Research

Hepatocellular carcinoma (HCC) is the fourth leading cause of cancer-related death worldwide. 90% of HCC develops in patients with chronic liver disease (CLD); the causes of CLD are changing, with rapidly rising obesity and type 2 diabetes driving non-alcoholic fatty liver disease (NAFLD). Patients with CLD form a clear at-risk population for HCC development, amenable to early detection. The liver in CLD is marked by a cancerisation field effect; the mechanistic basis of this field effect is unknown.

We hypothesised that it could be encoded at HCC-associated genomic loci. We used whole genome sequencing of non-malignant human CLD tissue, but did not find HCC-associated driver mutations. We identified recurrent somatic mutations in several disease-relevant genes, including FOXO1 (insulin and AMPK signalling) and ACVR2A (activin signalling), with evidence of convergent evolution in the same liver. Mutations in FOXO1 are at a single AMPK phospho-site and we have found that these mutations are functional.

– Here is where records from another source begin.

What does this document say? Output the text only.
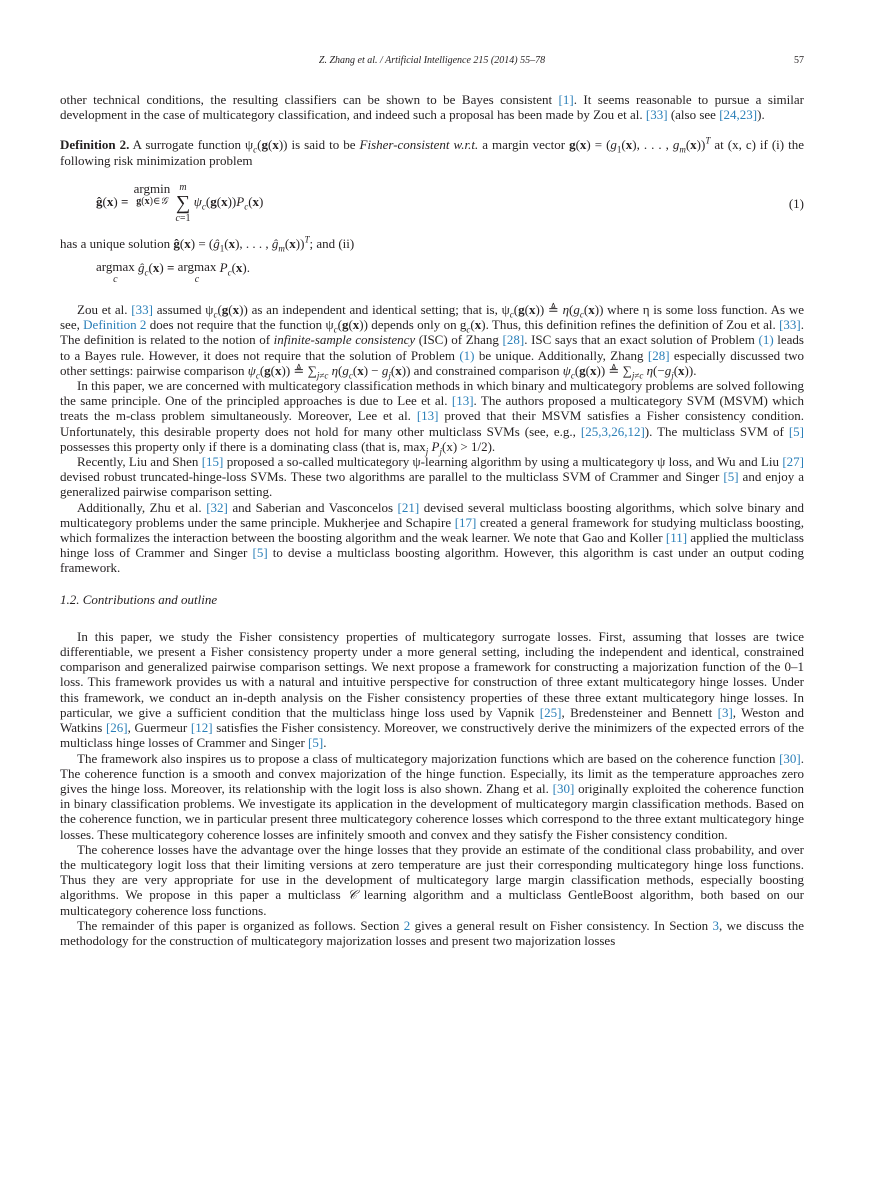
Z. Zhang et al. / Artificial Intelligence 215 (2014) 55–78	57

other technical conditions, the resulting classifiers can be shown to be Bayes consistent [1]. It seems reasonable to pursue a similar development in the case of multicategory classification, and indeed such a proposal has been made by Zou et al. [33] (also see [24,23]).

Definition 2. A surrogate function $\psi_c(g(x))$ is said to be Fisher-consistent w.r.t. a margin vector $g(x) = (g_1(x)$, . . . , $g_m(x))^T$ at (x, c) if (i) the following risk minimization problem

ĝ(x) = argmin
g(x)∈𝒢

m
∑
c=1
$\psi_c(g(x))P_c(x)$	(1)

has a unique solution ĝ(x) = ($ĝ_1(x)$, . . . , $ĝ_m(x))^T$; and (ii)

argmax
c
$ĝ_c(x) = argmax$
c
$P_c(x)$.

Zou et al. [33] assumed $\psi_c(g(x))$ as an independent and identical setting; that is, $\psi_c(g(x))$ ≜ $\eta(g_c(x))$ where η is some loss function. As we see, Definition 2 does not require that the function $\psi_c(g(x))$ depends only on $g_c(x)$. Thus, this definition refines the definition of Zou et al. [33]. The definition is related to the notion of infinite-sample consistency (ISC) of Zhang [28]. ISC says that an exact solution of Problem (1) leads to a Bayes rule. However, it does not require that the solution of Problem (1) be unique. Additionally, Zhang [28] especially discussed two other settings: pairwise comparison $\psi_c(g(x))$ ≜ $\sum_{j\ne c}$ $\eta(g_c(x) - g_j(x))$ and constrained comparison $\psi_c(g(x))$ ≜ $\sum_{j\ne c}$ $\eta(-g_j(x))$.

In this paper, we are concerned with multicategory classification methods in which binary and multicategory problems are solved following the same principle. One of the principled approaches is due to Lee et al. [13]. The authors proposed a multicategory SVM (MSVM) which treats the m-class problem simultaneously. Moreover, Lee et al. [13] proved that their MSVM satisfies a Fisher consistency condition. Unfortunately, this desirable property does not hold for many other multiclass SVMs (see, e.g., [25,3,26,12]). The multiclass SVM of [5] possesses this property only if there is a dominating class (that is, $\max_j P_j(x) > 1/2$).

Recently, Liu and Shen [15] proposed a so-called multicategory ψ-learning algorithm by using a multicategory ψ loss, and Wu and Liu [27] devised robust truncated-hinge-loss SVMs. These two algorithms are parallel to the multiclass SVM of Crammer and Singer [5] and enjoy a generalized pairwise comparison setting.

Additionally, Zhu et al. [32] and Saberian and Vasconcelos [21] devised several multiclass boosting algorithms, which solve binary and multicategory problems under the same principle. Mukherjee and Schapire [17] created a general framework for studying multiclass boosting, which formalizes the interaction between the boosting algorithm and the weak learner. We note that Gao and Koller [11] applied the multiclass hinge loss of Crammer and Singer [5] to devise a multiclass boosting algorithm. However, this algorithm is cast under an output coding framework.

1.2. Contributions and outline

In this paper, we study the Fisher consistency properties of multicategory surrogate losses. First, assuming that losses are twice differentiable, we present a Fisher consistency property under a more general setting, including the independent and identical, constrained comparison and generalized pairwise comparison settings. We next propose a framework for constructing a majorization function of the 0–1 loss. This framework provides us with a natural and intuitive perspective for construction of three extant multicategory hinge losses. Under this framework, we conduct an in-depth analysis on the Fisher consistency properties of these three extant multicategory hinge losses. In particular, we give a sufficient condition that the multiclass hinge loss used by Vapnik [25], Bredensteiner and Bennett [3], Weston and Watkins [26], Guermeur [12] satisfies the Fisher consistency. Moreover, we constructively derive the minimizers of the expected errors of the multiclass hinge losses of Crammer and Singer [5].

The framework also inspires us to propose a class of multicategory majorization functions which are based on the coherence function [30]. The coherence function is a smooth and convex majorization of the hinge function. Especially, its limit as the temperature approaches zero gives the hinge loss. Moreover, its relationship with the logit loss is also shown. Zhang et al. [30] originally exploited the coherence function in binary classification problems. We investigate its application in the development of multicategory margin classification methods. Based on the coherence function, we in particular present three multicategory coherence losses which correspond to the three extant multicategory hinge losses. These multicategory coherence losses are infinitely smooth and convex and they satisfy the Fisher consistency condition.

The coherence losses have the advantage over the hinge losses that they provide an estimate of the conditional class probability, and over the multicategory logit loss that their limiting versions at zero temperature are just their corresponding multicategory hinge loss functions. Thus they are very appropriate for use in the development of multicategory large margin classification methods, especially boosting algorithms. We propose in this paper a multiclass 𝒞 learning algorithm and a multiclass GentleBoost algorithm, both based on our multicategory coherence loss functions.

The remainder of this paper is organized as follows. Section 2 gives a general result on Fisher consistency. In Section 3, we discuss the methodology for the construction of multicategory majorization losses and present two majorization losses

We have produced an AudioPod explaining our research that you can listen to here.

Aims

We aim to understand the role of these recurrent somatic mutations in the cancerisation field effect of CLD, to understand HCC development. We hypothesise they will be:

1) Functional in diseased hepatocytes, leading to mechanistic insights into HCC pathogenesis;

2) Functional in mouse models of CLD, modulating development of HCC;

3) Identifiable in CLD patients, with potential as diagnostic and prognostic biomarkers.